James Coombs v The Information Commissioner

26 July 2024
[2024] UKFTT 712 (GRC)
First-tier Tribunal
Someone wanted test scores from grammar school entrance exams. The schools said releasing them would hurt the test company. The court disagreed, saying the public's right to know how the system works is more important, and the scores can be made anonymous enough to protect students' privacy.

Key Facts

  • Appeal against the Information Commissioner's Decision Notice (DN) regarding a FOIA request for anonymised 11+ exam data.
  • Requestor: James Coombs; Public Authority: Lincolnshire Consortium of Grammar Schools (acting for 18 schools); Test Provider: GL Assessment Limited (GLA).
  • Requested data: Anonymised data including week of birth, verbal and non-verbal reasoning scores (raw and standardised), and total age-weighted scores for 2019 11+ entrants.
  • Consortium initially refused based on s.43(2) FOIA (commercial interests), later adding s.40(2) FOIA (personal data).
  • Information Commissioner upheld the refusal, citing prejudice to GLA's commercial interests.
  • Appeal argued that the Commissioner misapplied previous Tribunal decisions and failed to properly assess public interest.

Legal Principles

Freedom of Information Act 2000 (FOIA) exemptions: s.40(2) (personal data) and s.43(2) (commercial interests).

FOIA

Three-part test for s.43(2) FOIA (Hogan test): Identify applicable interests, nature of prejudice (real, actual, causal link), and likelihood of prejudice.
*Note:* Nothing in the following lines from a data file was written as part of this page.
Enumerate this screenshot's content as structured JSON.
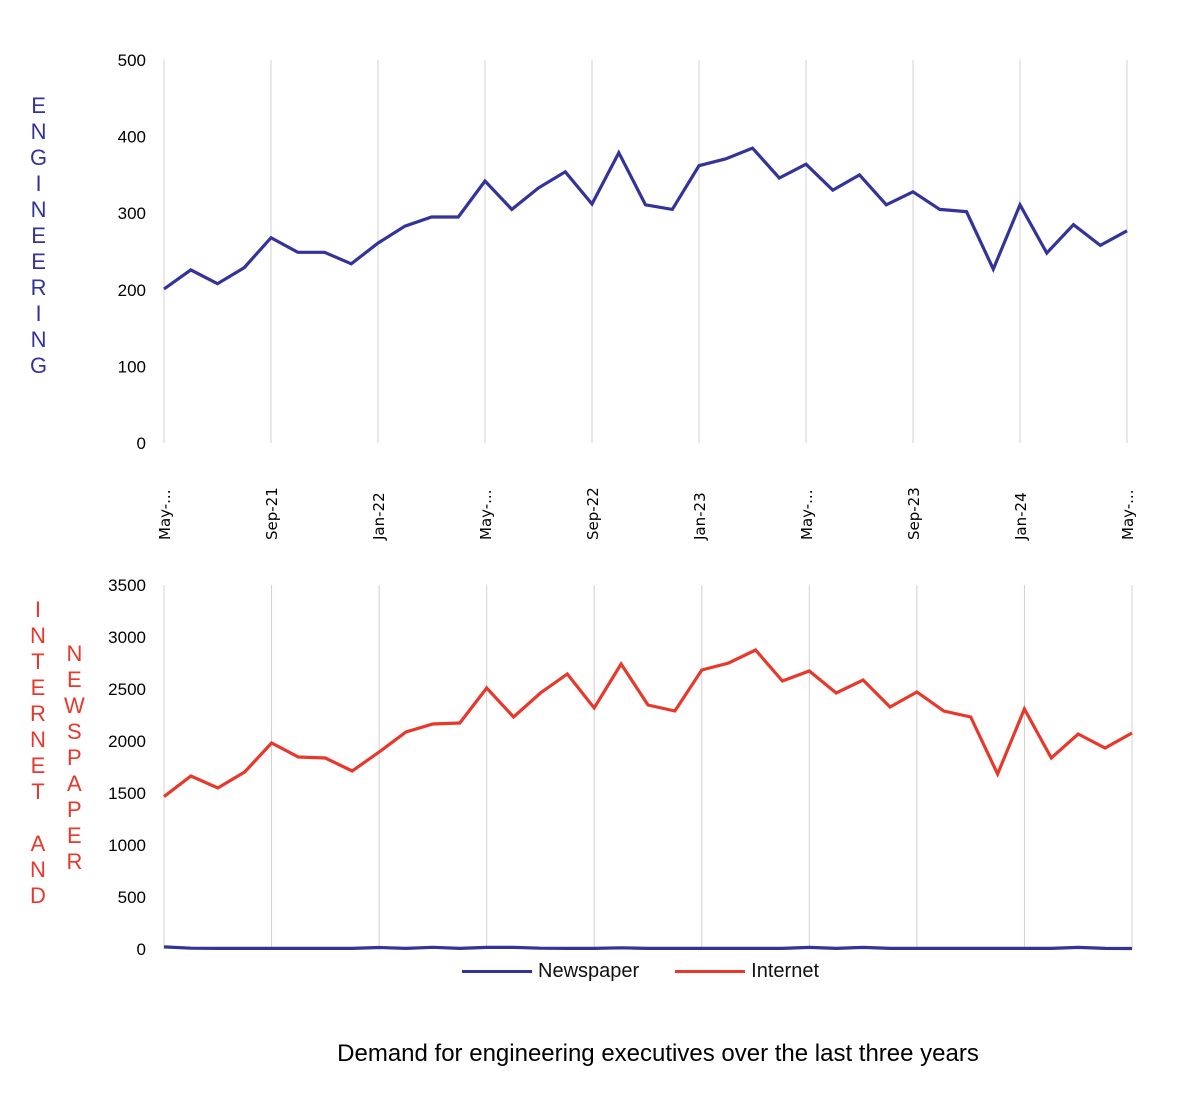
{
  "chart_data": [
    {
      "type": "line",
      "title": "",
      "ylabel": "ENGINEERING",
      "xlabel": "",
      "ylim": [
        0,
        500
      ],
      "yticks": [
        0,
        100,
        200,
        300,
        400,
        500
      ],
      "x": [
        "May-21",
        "Jun-21",
        "Jul-21",
        "Aug-21",
        "Sep-21",
        "Oct-21",
        "Nov-21",
        "Dec-21",
        "Jan-22",
        "Feb-22",
        "Mar-22",
        "Apr-22",
        "May-22",
        "Jun-22",
        "Jul-22",
        "Aug-22",
        "Sep-22",
        "Oct-22",
        "Nov-22",
        "Dec-22",
        "Jan-23",
        "Feb-23",
        "Mar-23",
        "Apr-23",
        "May-23",
        "Jun-23",
        "Jul-23",
        "Aug-23",
        "Sep-23",
        "Oct-23",
        "Nov-23",
        "Dec-23",
        "Jan-24",
        "Feb-24",
        "Mar-24",
        "Apr-24",
        "May-24"
      ],
      "xtick_labels": [
        {
          "index": 0,
          "label": "May-..."
        },
        {
          "index": 4,
          "label": "Sep-21"
        },
        {
          "index": 8,
          "label": "Jan-22"
        },
        {
          "index": 12,
          "label": "May-..."
        },
        {
          "index": 16,
          "label": "Sep-22"
        },
        {
          "index": 20,
          "label": "Jan-23"
        },
        {
          "index": 24,
          "label": "May-..."
        },
        {
          "index": 28,
          "label": "Sep-23"
        },
        {
          "index": 32,
          "label": "Jan-24"
        },
        {
          "index": 36,
          "label": "May-..."
        }
      ],
      "grid": "vertical",
      "series": [
        {
          "name": "Engineering",
          "color": "#33339a",
          "values": [
            201,
            226,
            208,
            229,
            268,
            249,
            249,
            234,
            261,
            283,
            295,
            295,
            342,
            305,
            333,
            354,
            312,
            379,
            311,
            305,
            362,
            371,
            385,
            346,
            364,
            330,
            350,
            311,
            328,
            305,
            302,
            227,
            311,
            248,
            285,
            258,
            277
          ]
        }
      ]
    },
    {
      "type": "line",
      "title": "Demand for engineering executives over the last three years",
      "ylabel": [
        "INTERNET AND",
        "NEWSPAPER"
      ],
      "xlabel": "",
      "ylim": [
        0,
        3500
      ],
      "yticks": [
        0,
        500,
        1000,
        1500,
        2000,
        2500,
        3000,
        3500
      ],
      "x": [
        "May-21",
        "Jun-21",
        "Jul-21",
        "Aug-21",
        "Sep-21",
        "Oct-21",
        "Nov-21",
        "Dec-21",
        "Jan-22",
        "Feb-22",
        "Mar-22",
        "Apr-22",
        "May-22",
        "Jun-22",
        "Jul-22",
        "Aug-22",
        "Sep-22",
        "Oct-22",
        "Nov-22",
        "Dec-22",
        "Jan-23",
        "Feb-23",
        "Mar-23",
        "Apr-23",
        "May-23",
        "Jun-23",
        "Jul-23",
        "Aug-23",
        "Sep-23",
        "Oct-23",
        "Nov-23",
        "Dec-23",
        "Jan-24",
        "Feb-24",
        "Mar-24",
        "Apr-24",
        "May-24"
      ],
      "grid": "vertical",
      "legend": "bottom",
      "series": [
        {
          "name": "Newspaper",
          "color": "#33339a",
          "values": [
            20,
            8,
            6,
            6,
            6,
            6,
            6,
            6,
            14,
            6,
            16,
            6,
            15,
            15,
            8,
            6,
            6,
            12,
            6,
            6,
            6,
            6,
            6,
            6,
            15,
            6,
            15,
            6,
            6,
            6,
            6,
            6,
            6,
            6,
            15,
            6,
            5
          ]
        },
        {
          "name": "Internet",
          "color": "#e8382c",
          "values": [
            1465,
            1663,
            1548,
            1702,
            1981,
            1846,
            1837,
            1712,
            1894,
            2087,
            2163,
            2173,
            2510,
            2231,
            2462,
            2644,
            2317,
            2740,
            2346,
            2288,
            2683,
            2750,
            2875,
            2577,
            2673,
            2462,
            2587,
            2327,
            2471,
            2288,
            2231,
            1683,
            2308,
            1837,
            2067,
            1933,
            2077
          ]
        }
      ]
    }
  ],
  "labels": {
    "engineering": [
      "E",
      "N",
      "G",
      "I",
      "N",
      "E",
      "E",
      "R",
      "I",
      "N",
      "G"
    ],
    "internet_and": [
      "I",
      "N",
      "T",
      "E",
      "R",
      "N",
      "E",
      "T",
      "",
      "A",
      "N",
      "D"
    ],
    "newspaper": [
      "N",
      "E",
      "W",
      "S",
      "P",
      "A",
      "P",
      "E",
      "R"
    ]
  },
  "legend": {
    "newspaper": "Newspaper",
    "internet": "Internet"
  },
  "title": "Demand for engineering executives over the last three years"
}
Christopher Martin Hogan and Oxford City Council v the Information Commissioner

Public interest test for s.43(2) FOIA: Balance between prejudice to commercial interests and public interest in disclosure.

FOIA

'Motivated intruder' test for identifying personal data: Assumes a reasonably competent individual with access to public information and resources.

Information Commissioner v Magherafelt District Council

Outcomes

Appeal Allowed.

The Tribunal found that s.43(2) FOIA was not engaged because the potential prejudice to GLA's commercial interests was not a significant and weighty chance, and the public interest in disclosure outweighed any potential harm.

Substituted Decision Notice issued.

The Consortium must disclose the requested information, with dates of birth aggregated to the nearest week, within 42 days.

s.40(2) FOIA not engaged.

The Tribunal found the information could be sufficiently anonymised to prevent identification of individuals, thus not constituting personal data under the Act.